In creating our two reasoning applications, we translated a subset of the FMA (stored as a frame representation in Protégé) into OWL. The initial part of this translation is simply a matter of changing syntax of the knowledge representation; however, there is also a change in semantics because of the open-world assumption in OWL. Thus, we also needed to add additional class restrictions such as closure axioms, to deal with the change in semantics.
We found that separating the reasoning problem into two discrete tasks was helpful, because we could divide the larger problem into smaller modular components and work on them separately. In the future, we could combine the two OWL ontologies into a single ontology, particularly since both ontologies share the same base ontology. This modular approach to OWL ontology representation and reasoning service development could also be useful in tackling larger reasoning applications.

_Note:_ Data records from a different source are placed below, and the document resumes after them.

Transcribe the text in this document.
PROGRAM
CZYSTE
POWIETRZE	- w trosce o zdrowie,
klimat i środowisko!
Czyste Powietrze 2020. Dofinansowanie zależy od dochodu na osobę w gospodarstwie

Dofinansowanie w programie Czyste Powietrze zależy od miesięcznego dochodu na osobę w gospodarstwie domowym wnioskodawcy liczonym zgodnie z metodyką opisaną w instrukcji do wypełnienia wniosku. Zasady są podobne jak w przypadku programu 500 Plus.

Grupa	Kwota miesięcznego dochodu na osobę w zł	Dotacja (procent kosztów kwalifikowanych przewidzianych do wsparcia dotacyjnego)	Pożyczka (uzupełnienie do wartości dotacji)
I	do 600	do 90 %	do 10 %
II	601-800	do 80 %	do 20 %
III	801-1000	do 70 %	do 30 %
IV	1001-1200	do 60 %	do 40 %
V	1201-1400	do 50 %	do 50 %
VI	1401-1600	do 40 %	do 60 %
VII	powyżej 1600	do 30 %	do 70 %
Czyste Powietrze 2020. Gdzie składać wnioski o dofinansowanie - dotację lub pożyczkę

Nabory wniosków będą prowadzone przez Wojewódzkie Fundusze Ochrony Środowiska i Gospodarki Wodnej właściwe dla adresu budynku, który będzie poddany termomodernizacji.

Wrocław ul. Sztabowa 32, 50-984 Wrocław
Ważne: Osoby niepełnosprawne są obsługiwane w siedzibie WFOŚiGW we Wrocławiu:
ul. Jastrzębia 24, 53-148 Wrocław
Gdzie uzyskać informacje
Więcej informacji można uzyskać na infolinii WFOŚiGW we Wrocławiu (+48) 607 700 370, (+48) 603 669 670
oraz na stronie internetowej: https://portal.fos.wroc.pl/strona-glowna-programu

Our current reasoning applications can infer cardiac ischemic damage and propagated injuries given a list of damaged anatomic structures (Figure 5 and Figure 4). This reasoning is limited since it focuses only on the region of the heart. However, our work demonstrates the principles of an approach that we believe can be generalized to the remainder of the torso. Another limitation of our methodology is that reasoning is deterministic, yet predicting injuries is clearly a task fraught with uncertainties. Symbolic reasoning approaches such as description logics constrain us to deterministic classification results.

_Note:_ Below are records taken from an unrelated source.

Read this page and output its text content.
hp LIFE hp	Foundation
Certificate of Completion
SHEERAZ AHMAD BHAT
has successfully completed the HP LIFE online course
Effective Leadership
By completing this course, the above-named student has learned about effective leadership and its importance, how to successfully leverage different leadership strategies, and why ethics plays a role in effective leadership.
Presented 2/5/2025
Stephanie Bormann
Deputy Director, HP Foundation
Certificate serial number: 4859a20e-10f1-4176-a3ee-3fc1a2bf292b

In conclusion, we have demonstrated benefits of OWL as a representation language for reasoning in an intelligent biomedical application. It may be helpful in other reasoning applications and could improve the ability to share and reuse domain and reasoning knowledge among reasoning applications.
Acknowledgments
This work was supported by a contract from DARPA, executed by the U.S. Army Medical Research and Materiel Command/TATRC Cooperative Agreement, Contract W81XWH-04-2-0012. This work was also supported by the Protégé resource, under grant LM007885 from the U.S. National Library of Medicine.
Footnotes
Hereafter, we will be referring to OWL-DL when using the term “OWL.”